Ve yine son zamanlarda Haluk Bilginer’i de güzel işlerde görmeyi özledik galiba. “9 Kere Leyla” ve “Azizler” filmleri benim gibi bir çok izleyiciyi tatmin etmedi büyük olasılıkla… İşte bu yüzden bu iki hasreti bir nebze de olsa giderebilecek bir fırsatla karşınızdayım.
Karantina günlerinde YouTube’un bize sunduğu harika bir müzikal; Şekspir… Evet, salonda izlemek kadar keyifli değil ama yine de iş görür diye düşünüyorum.
Bir insanın bebekliğinden başlayarak okul dönemine, aşklarına, askerlik ya da yaşlılık gibi belli dönemlerine değinen, Shakespeare sonelerinden uyarlanan güzel bir müzikal. “Nasıl denk gelmedim ben bu tiyatroya?” diye hayıflana hayıflana seyrettim. Baştan sona Haluk Bilginer’in Karizmatik ses tonuna ve mimiklerine hayran kalarak elbette. Usta oyuncuya eşlik eden Evrim Alasya, Selen Öztürk, Zeynep Alkaya ve Tuğçe Karaoğlan’ın da enerjilerine sağlık; tempoları hiç düşmüyor…

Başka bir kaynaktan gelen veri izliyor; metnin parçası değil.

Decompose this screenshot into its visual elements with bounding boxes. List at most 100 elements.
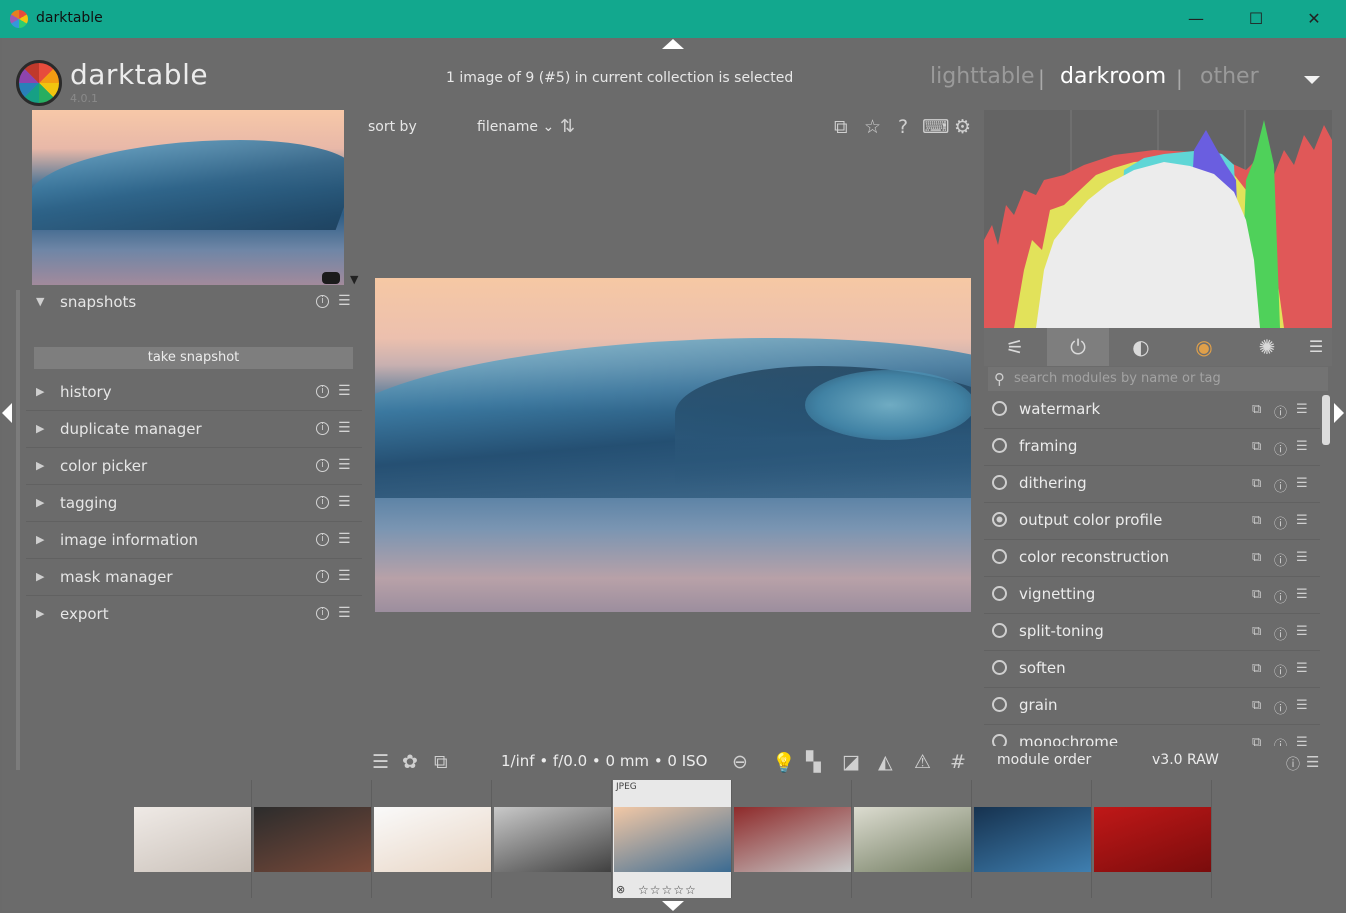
view-tab-darkroom[interactable]: darkroom (1060, 64, 1166, 89)
presets-menu-icon[interactable]: ☰ (1296, 476, 1308, 491)
module-mask-manager[interactable]: ▶ mask manager i ☰ (26, 560, 362, 596)
power-icon[interactable] (992, 438, 1007, 453)
base-modules-tab-icon[interactable]: ◐ (1110, 328, 1172, 366)
collapse-left-arrow-icon[interactable] (2, 403, 12, 423)
presets-menu-icon[interactable]: ☰ (1296, 402, 1308, 417)
softproof-icon[interactable]: ◪ (842, 751, 860, 773)
module-history[interactable]: ▶ history i ☰ (26, 375, 362, 411)
filmstrip-thumbnail-headphones[interactable] (133, 780, 252, 898)
collapse-bottom-arrow-icon[interactable] (662, 901, 684, 911)
multi-instance-icon[interactable]: ⧉ (1252, 624, 1261, 639)
multi-instance-icon[interactable]: ⧉ (1252, 698, 1261, 713)
module-soften[interactable]: soften ⧉ ⓘ ☰ (984, 651, 1320, 688)
sort-order-icon[interactable]: ⇅ (560, 116, 575, 137)
power-icon[interactable] (992, 401, 1007, 416)
gear-icon[interactable]: ⚙ (954, 116, 971, 138)
take-snapshot-button[interactable]: take snapshot (34, 347, 353, 369)
grouping-icon[interactable]: ⧉ (834, 116, 848, 138)
presets-menu-icon[interactable]: ☰ (1296, 439, 1308, 454)
filmstrip-thumbnail-chain-fence[interactable] (853, 780, 972, 898)
reset-icon[interactable]: ⓘ (1274, 513, 1287, 532)
multi-instance-icon[interactable]: ⧉ (1252, 661, 1261, 676)
power-icon[interactable] (992, 475, 1007, 490)
presets-menu-icon[interactable]: ☰ (338, 383, 351, 399)
power-icon[interactable] (992, 586, 1007, 601)
info-icon[interactable]: i (316, 570, 329, 583)
module-search-input[interactable]: ⚲ search modules by name or tag (988, 367, 1328, 391)
power-icon[interactable] (992, 697, 1007, 712)
module-image-information[interactable]: ▶ image information i ☰ (26, 523, 362, 559)
collapse-top-arrow-icon[interactable] (662, 39, 684, 49)
maximize-button[interactable]: ☐ (1236, 6, 1276, 32)
module-watermark[interactable]: watermark ⧉ ⓘ ☰ (984, 392, 1320, 429)
info-icon[interactable]: i (316, 607, 329, 620)
close-button[interactable]: ✕ (1294, 6, 1334, 32)
multi-instance-icon[interactable]: ⧉ (1252, 550, 1261, 565)
info-icon[interactable]: i (316, 533, 329, 546)
focus-peaking-icon[interactable]: 💡 (772, 751, 796, 774)
guides-grid-icon[interactable]: # (950, 751, 966, 773)
module-dithering[interactable]: dithering ⧉ ⓘ ☰ (984, 466, 1320, 503)
styles-icon[interactable]: ✿ (402, 751, 418, 773)
power-icon[interactable] (992, 549, 1007, 564)
presets-menu-icon[interactable]: ☰ (338, 605, 351, 621)
presets-menu-icon[interactable]: ☰ (338, 568, 351, 584)
left-panel-scrollbar[interactable] (16, 290, 20, 770)
view-tab-lighttable[interactable]: lighttable (930, 64, 1034, 89)
clipping-indicator-icon[interactable]: ▚ (806, 751, 821, 773)
power-icon[interactable] (992, 623, 1007, 638)
multi-instance-icon[interactable]: ⧉ (1252, 476, 1261, 491)
presets-menu-icon[interactable]: ☰ (338, 457, 351, 473)
module-monochrome[interactable]: monochrome ⧉ ⓘ ☰ (984, 725, 1320, 746)
filmstrip-thumbnail-youtube[interactable] (1093, 780, 1212, 898)
collapse-right-arrow-icon[interactable] (1334, 403, 1344, 423)
second-window-icon[interactable]: ⧉ (434, 751, 448, 773)
quick-access-menu-icon[interactable]: ☰ (372, 751, 389, 773)
navigator-zoom-indicator[interactable] (322, 272, 340, 284)
filmstrip-thumbnail-iphone[interactable] (373, 780, 492, 898)
reset-icon[interactable]: ⓘ (1274, 661, 1287, 680)
module-color-reconstruction[interactable]: color reconstruction ⧉ ⓘ ☰ (984, 540, 1320, 577)
info-icon[interactable]: i (316, 385, 329, 398)
minimize-button[interactable]: — (1176, 6, 1216, 32)
quick-access-tab-icon[interactable]: ⚟ (984, 328, 1046, 366)
power-icon[interactable] (992, 734, 1007, 746)
module-output-color-profile[interactable]: output color profile ⧉ ⓘ ☰ (984, 503, 1320, 540)
reset-icon[interactable]: ⓘ (1274, 624, 1287, 643)
presets-menu-icon[interactable]: ☰ (338, 293, 351, 309)
presets-menu-icon[interactable]: ☰ (338, 531, 351, 547)
module-tagging[interactable]: ▶ tagging i ☰ (26, 486, 362, 522)
sort-field-dropdown[interactable]: filename ⌄ (477, 119, 554, 135)
presets-menu-icon[interactable]: ☰ (1296, 735, 1308, 746)
module-grain[interactable]: grain ⧉ ⓘ ☰ (984, 688, 1320, 725)
multi-instance-icon[interactable]: ⧉ (1252, 735, 1261, 746)
warning-icon[interactable]: ⚠ (914, 751, 931, 773)
info-icon[interactable]: i (316, 496, 329, 509)
filmstrip-thumbnail-hard-drive[interactable] (733, 780, 852, 898)
module-color-picker[interactable]: ▶ color picker i ☰ (26, 449, 362, 485)
info-icon[interactable]: i (316, 295, 329, 308)
presets-menu-icon[interactable]: ☰ (1306, 753, 1319, 771)
module-export[interactable]: ▶ export i ☰ (26, 597, 362, 633)
raw-overexposed-icon[interactable]: ⊖ (732, 751, 748, 773)
presets-menu-icon[interactable]: ☰ (1296, 550, 1308, 565)
module-split-toning[interactable]: split-toning ⧉ ⓘ ☰ (984, 614, 1320, 651)
star-icon[interactable]: ☆ (864, 116, 881, 138)
module-snapshots[interactable]: ▼ snapshots i ☰ (26, 285, 362, 321)
module-duplicate-manager[interactable]: ▶ duplicate manager i ☰ (26, 412, 362, 448)
reset-icon[interactable]: ⓘ (1274, 476, 1287, 495)
presets-menu-icon[interactable]: ☰ (1296, 587, 1308, 602)
keyboard-shortcuts-icon[interactable]: ⌨ (922, 116, 949, 138)
reset-icon[interactable]: ⓘ (1274, 550, 1287, 569)
view-tab-other[interactable]: other (1200, 64, 1259, 89)
reject-icon[interactable]: ⊗ (616, 883, 625, 896)
filmstrip-thumbnail-desk-setup[interactable] (253, 780, 372, 898)
multi-instance-icon[interactable]: ⧉ (1252, 513, 1261, 528)
module-groups-menu-icon[interactable]: ☰ (1300, 328, 1332, 366)
multi-instance-icon[interactable]: ⧉ (1252, 587, 1261, 602)
help-icon[interactable]: ? (898, 116, 908, 138)
right-panel-scrollbar[interactable] (1322, 395, 1330, 445)
gamut-check-icon[interactable]: ◭ (878, 751, 893, 773)
color-modules-tab-icon[interactable]: ◉ (1173, 328, 1235, 366)
reset-icon[interactable]: ⓘ (1274, 439, 1287, 458)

Şarkılardan çok güzel, anlamlı sözler de buluyorsunuz hayata dair…
“Avucunda tuttuğun o saat hep ecele akar.”
“Çocuk kalmak isteyenlerdik biz.”
“Zaman kibar bir ev sahibidir; ayrılanı nazikçe uğurlayan, yeni geleni kucaklayarak karşılayan…”
“Kazma kürek, bir iki kazma kürek, 3-5 arşın kefen bezi. Kara toprakta bir delik, bir tümsek. Budur bekleyen, budur hepimizi”
“Ne bırakabiliriz ki bu dünyaya, toprağa yatırılmış bedenden başka?”
Bu günlerde sıklıkla sorguladığımız insan ömrünü ve zamanı konu alan bu müzikal ayağınıza gelmişken kaçırmayın. İyi seyirler.